Незабудка поймала себя на том, что после возвращения Павла стала больше бояться за себя, чем прежде, и не раз уже, в согласии с песней, желала себе если смерти, то мгновенной, если раны — небольшой. Страх увечья был неизмеримо больше страха смерти, хотя и смерти она страшилась теперь на немецкой земле, под немецким небом больше, чем прежде, — ведь вот она, победа, совсем рядом, скоро ее можно будет коснуться рукой. Она признавалась в том, что боится, только самой себе и однажды — Павлу. Ведь каждый день, каждый час война может тебя обезобразить! Ей так страшно теперь стать некрасивой, хромой или там однорукой!

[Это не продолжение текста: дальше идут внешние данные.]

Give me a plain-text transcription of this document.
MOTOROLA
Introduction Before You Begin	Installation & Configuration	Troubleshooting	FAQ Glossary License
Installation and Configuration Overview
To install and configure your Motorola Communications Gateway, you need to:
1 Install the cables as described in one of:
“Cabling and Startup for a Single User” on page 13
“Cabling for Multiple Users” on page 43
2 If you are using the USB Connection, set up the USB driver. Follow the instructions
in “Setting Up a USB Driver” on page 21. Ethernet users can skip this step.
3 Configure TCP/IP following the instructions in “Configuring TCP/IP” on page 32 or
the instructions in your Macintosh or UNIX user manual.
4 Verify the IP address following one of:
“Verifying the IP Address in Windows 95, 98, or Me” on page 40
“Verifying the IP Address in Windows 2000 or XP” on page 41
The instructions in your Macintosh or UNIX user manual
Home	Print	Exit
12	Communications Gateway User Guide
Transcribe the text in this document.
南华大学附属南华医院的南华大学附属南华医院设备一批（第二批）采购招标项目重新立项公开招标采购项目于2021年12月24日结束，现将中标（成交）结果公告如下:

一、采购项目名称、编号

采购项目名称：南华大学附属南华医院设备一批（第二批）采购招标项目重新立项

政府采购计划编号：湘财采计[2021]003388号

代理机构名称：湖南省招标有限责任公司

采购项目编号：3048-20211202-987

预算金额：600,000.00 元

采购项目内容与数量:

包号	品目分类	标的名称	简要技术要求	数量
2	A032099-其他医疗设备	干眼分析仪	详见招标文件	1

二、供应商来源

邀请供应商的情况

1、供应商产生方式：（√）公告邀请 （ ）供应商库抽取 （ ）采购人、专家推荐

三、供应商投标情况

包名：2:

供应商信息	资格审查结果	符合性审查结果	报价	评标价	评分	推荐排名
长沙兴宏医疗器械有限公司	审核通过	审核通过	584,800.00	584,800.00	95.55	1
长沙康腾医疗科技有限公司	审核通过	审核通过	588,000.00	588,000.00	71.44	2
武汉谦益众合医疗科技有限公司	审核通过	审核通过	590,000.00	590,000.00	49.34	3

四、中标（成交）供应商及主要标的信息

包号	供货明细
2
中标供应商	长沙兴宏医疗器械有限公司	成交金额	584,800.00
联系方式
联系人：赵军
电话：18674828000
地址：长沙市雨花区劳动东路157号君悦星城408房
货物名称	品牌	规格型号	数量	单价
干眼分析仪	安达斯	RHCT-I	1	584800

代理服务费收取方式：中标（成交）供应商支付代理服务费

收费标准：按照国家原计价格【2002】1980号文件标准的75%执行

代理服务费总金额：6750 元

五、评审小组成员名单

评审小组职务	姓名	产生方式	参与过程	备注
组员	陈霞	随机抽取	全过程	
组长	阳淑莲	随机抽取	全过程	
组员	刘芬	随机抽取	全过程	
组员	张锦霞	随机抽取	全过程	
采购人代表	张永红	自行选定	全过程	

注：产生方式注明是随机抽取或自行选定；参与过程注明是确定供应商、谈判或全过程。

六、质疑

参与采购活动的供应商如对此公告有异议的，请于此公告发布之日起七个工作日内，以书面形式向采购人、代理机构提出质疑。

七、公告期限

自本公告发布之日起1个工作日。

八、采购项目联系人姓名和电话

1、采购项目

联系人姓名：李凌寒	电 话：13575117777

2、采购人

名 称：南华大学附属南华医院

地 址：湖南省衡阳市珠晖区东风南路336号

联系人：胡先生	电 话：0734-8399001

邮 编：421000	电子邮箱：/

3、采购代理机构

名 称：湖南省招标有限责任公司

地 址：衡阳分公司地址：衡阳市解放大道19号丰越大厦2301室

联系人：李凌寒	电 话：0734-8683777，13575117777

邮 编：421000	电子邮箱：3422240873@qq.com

В ее солдатском поведении ничего не изменилось. Она по-прежнему слыла в батальоне «авторитетной» сестрой, которая ходит «скрозь огонь». Но отныне деловитая и милосердная смелость стоила ей больше душевных сил, хотя внешних примет поздней осмотрительности было немного — перестала пренебрегать каской, чаще, чем прежде, «пахала лбом землю» и чаще, лежа под обстрелом, прикрывала спину санитарной сумкой.
Почему же каждый день для нее теперь — канун праздника? Да потому, что она сегодня, а может быть, сию минуту увидит Павла.
Да, бывали счастливые утра, когда она просыпалась рядом с ним. Их головы покоились на одном вещмешке, или она спала, укрытая шинелью, на его плече, на его руке. Хорошо проснуться, когда за оконцем тихий рассвет, когда не нужно сразу вскакивать, торопливо обуваться, хвататься за автомат, за сумку. В каморке светлеет, а она лежит и смотрит на спящего Павла. Он спит смешно, совсем по-детски приложив палец к губам, словно предостерегает ее от чего-то или просит не шуметь — «тс-с-с!». Когда он бодрствует, этот жест ему неведом.
Он проснулся под ее взглядом. Незабудка бережно поцеловала его и спросила:
— Любишь?
— Люблю, — ответил он сонно и улыбнулся. — Разве я не говорил тебе об этом?
— Сегодня не говорил.
— А вчера?
— Вчера говорил.
— Ты подозреваешь, что я ночью разлюбил тебя?
— Этого я не думаю.
— Зачем же тогда повторяться? — спросил он с коротким хриплым смешком. — Я бы, может, и признался снова в своих чувствах. Да боюсь показаться надоедливым.